Some months ago my eldest daughter finally officially married her partner of nine years. Ironically, she too was not at all fuss on the wedding celebration. Her wedding too was sweet and simple. There was no ‘matchmaker’ that came round to my house to ask for her hand. All I got was a phone call from her boyfriend (now husband) asking for her hand in marriage. There was no dowry talk or how many wedding dinner tables we needed. They had a wedding celebrant who conducted the wedding, witnessed their vows and officially pronounced them husband and wife, all very romantic at the Rose Garden in Palmerston North.
In writing this post, I stumbled upon a very well written, detailed and elaborated post on Malaysian Chinese Wedding. For an insight, please visit Little Brown Bag’s post of a Malaysian Chinese Wedding. I am not able to write in such detail on my wedding which was simple and sweet. I knew nothing much about the customs and traditions and as a naive 22 year old back then in the 1980s, I was helplessly in love with this one special man in my life. Nothing else mattered.

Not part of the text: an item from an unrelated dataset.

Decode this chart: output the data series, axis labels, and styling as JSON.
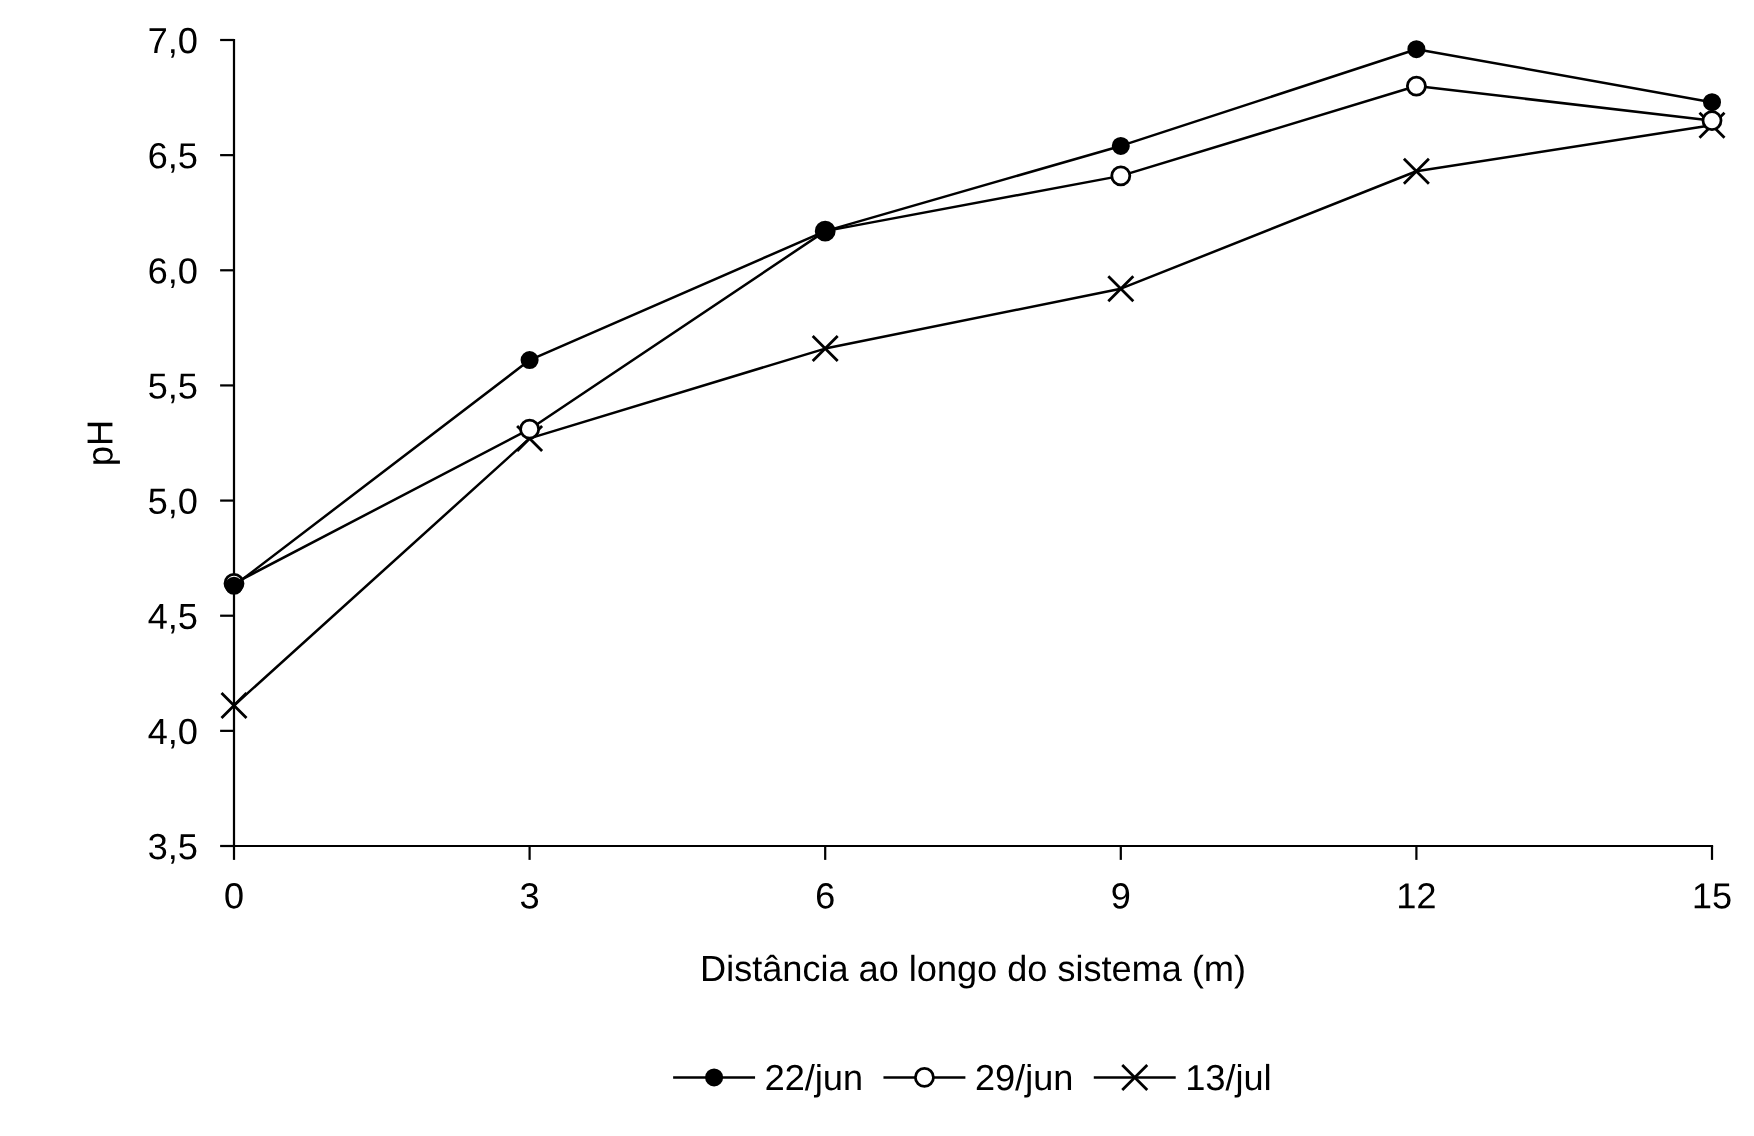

Reflecting back on my wedding and that of my daughter’s, we were just two simple women, ‘like mother like daughter’. Our husbands were blessed, we did not cost them an arm and a leg to win our hand in marriage. ………. in sickness and in health, till death us do part. “I now pronounced you man and wife.”
We were married, as simple as that !
Is marriage even necessary in these modern days? It may be to some culture but not necessarily to others. Personally I believe in marriage and to me, marriage is a bonding and commitment of two people wanting to share a whole new life together.